L’école de la tolérance

La prévention de l’homophobie investit de plus en plus le champ de l’école, notamment par le biais des associations. Le point sur le déroulement et le contenu de ces actions qui visent à éviter des drames tels que le suicide des adolescents.

Une fois n’est pas coutume, rendons grâce à Christine Boutin : en protestant avec véhémence auprès du ministre de l’Éducation nationale Luc Chatel contre la diffusion du film d’animation Le Baiser de la Lune, sensé sensibiliser les élèves du primaire à l’homosexualité, la présidente du Parti Chrétien-Démocrate aura au moins réussi à faire surgir dans le débat public la question de la prévention de l’homophobie chez les plus jeunes. Car depuis quelques années, les initiatives de ce type se multiplient, sous l’impulsion notamment de responsables associatifs alarmés par le taux de suicide anormalement élevé chez les jeunes homosexuels ou en questionnement sur leur identité sexuelle (une prévalence quatre à sept fois supérieure à celle constatée chez leurs camarades hétérosexuels).

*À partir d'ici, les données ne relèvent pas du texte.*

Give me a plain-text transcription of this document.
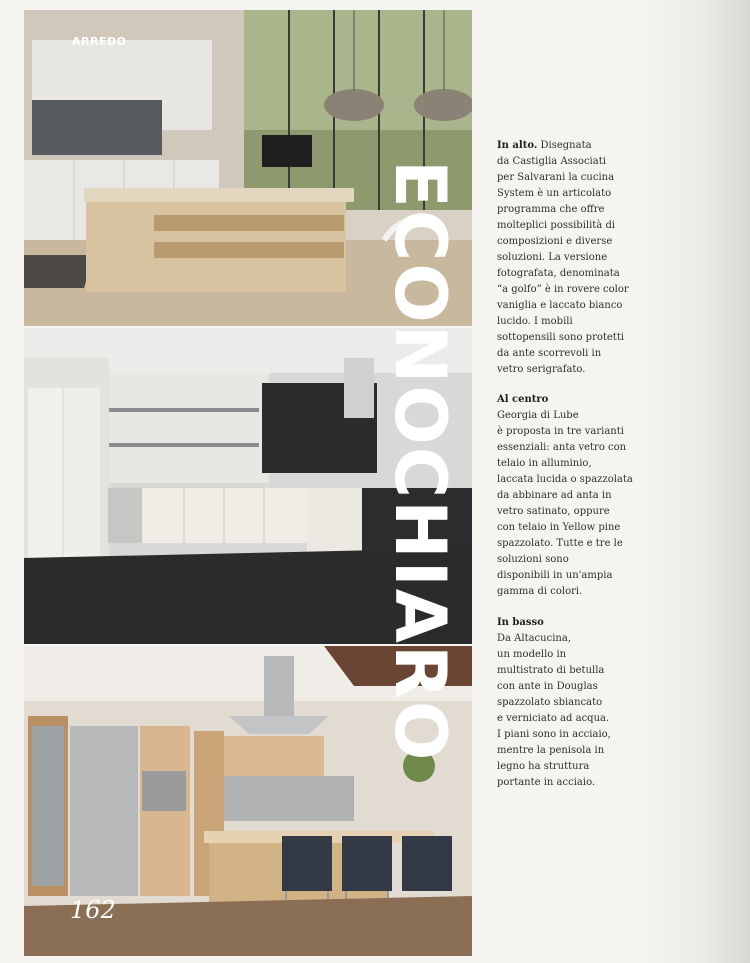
ARREDO
162
ECONOCHIARO
In alto. Disegnata
da Castiglia Associati
per Salvarani la cucina
System è un articolato
programma che offre
molteplici possibilità di
composizioni e diverse
soluzioni. La versione
fotografata, denominata
“a golfo” è in rovere color
vaniglia e laccato bianco
lucido. I mobili
sottopensili sono protetti
da ante scorrevoli in
vetro serigrafato.
Al centro
Georgia di Lube
è proposta in tre varianti
essenziali: anta vetro con
telaio in alluminio,
laccata lucida o spazzolata
da abbinare ad anta in
vetro satinato, oppure
con telaio in Yellow pine
spazzolato. Tutte e tre le
soluzioni sono
disponibili in un'ampia
gamma di colori.
In basso
Da Altacucina,
un modello in
multistrato di betulla
con ante in Douglas
spazzolato sbiancato
e verniciato ad acqua.
I piani sono in acciaio,
mentre la penisola in
legno ha struttura
portante in acciaio.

En ce domaine, SOS Homophobie a fait figure de précurseur : à la base simple ligne d’écoute fondée en 1994, l’association a mis en place une commission chargée de plancher sur les questions d’éducation dès 2001, deux ans avant sa première intervention en milieu scolaire. Les premières démarches auprès des établissements scolaires se sont souvent révélées infructueuses, mais l’obtention progressive d’agréments académiques (sorte de labels délivrés par l’Éducation nationale qui n’ont rien d’obligatoire mais qui sont des gages de qualité et de sérieux) ont progressivement ouvert les portes des lycées et des collèges aux membres de SOS Homophobie. En 2004, c’est l’académie de Versailles qui donnait son feu vert, en 2008 celles de Paris et de Créteil, et, en juillet 2009 l’agrément a été étendu à toute la France pour SOS Homophobie comme pour l’association Contact (qui regroupe des parents de jeunes homosexuels). Aujourd’hui, ce sont les directeurs d’établissements scolaires qui sollicitent les associatifs et non plus l’inverse, preuve du chemin parcouru en quelques années.

Désactiver les préjugés

Les interventions en milieu scolaire se déroulent systématiquement en présence d’un enseignant ou d’un responsable adulte de l’établissement scolaire qui peut à sa guise prendre part à la discussion ou rester en retrait. Ces interventions sont toujours menées par un binôme composé d’un homme et d’une femme, choisis indépendamment de leur orientation sexuelle. Leur exposé commence par une brève présentation de leur association, puis s’ensuit une discussion avec les élèves sur ce qu’est une discrimination, comment celle-ci se manifeste… Une fois cette réflexion menée, les intervenants peuvent entrer au cœur du sujet et relever, pour mieux les désactiver, tous les préjugés des adolescents : «l’homosexualité n’est pas naturelle, c’est un choix, c’est la faute des parents, un truc de blancs, les lesbiennes sont simplement des femmes déçues par les hommes», etc. C’est alors l’occasion d’un rappel de la législation française, qui interdit les injures homophobes au même titre que les injures racistes ou antisémites : une découverte pour beaucoup d’élèves. En 2009, SOS Homophobie a ainsi réalisé soixante-dix neuf interventions (cinquante-huit en Île-de-France et vingt-et-une en province) et espère toucher encore deux mille élèves cette année, de la quatrième à la terminale. Une goutte d’eau dans la masse des élèves de cette tranche d’âge, mais pourtant Chrystelle Chopin, la vice-présidente de l’association, croit plus que jamais à la nécessité de ce combat : «sur les quatorze meurtres homophobes commis depuis 2002, onze ont été perpétrés par des jeunes de moins de vingt ans, et cinq par des mineurs. Les assassins sont majoritairement sur les bancs de l’école, et c’est pour cela que c’est là qu’il faut agir».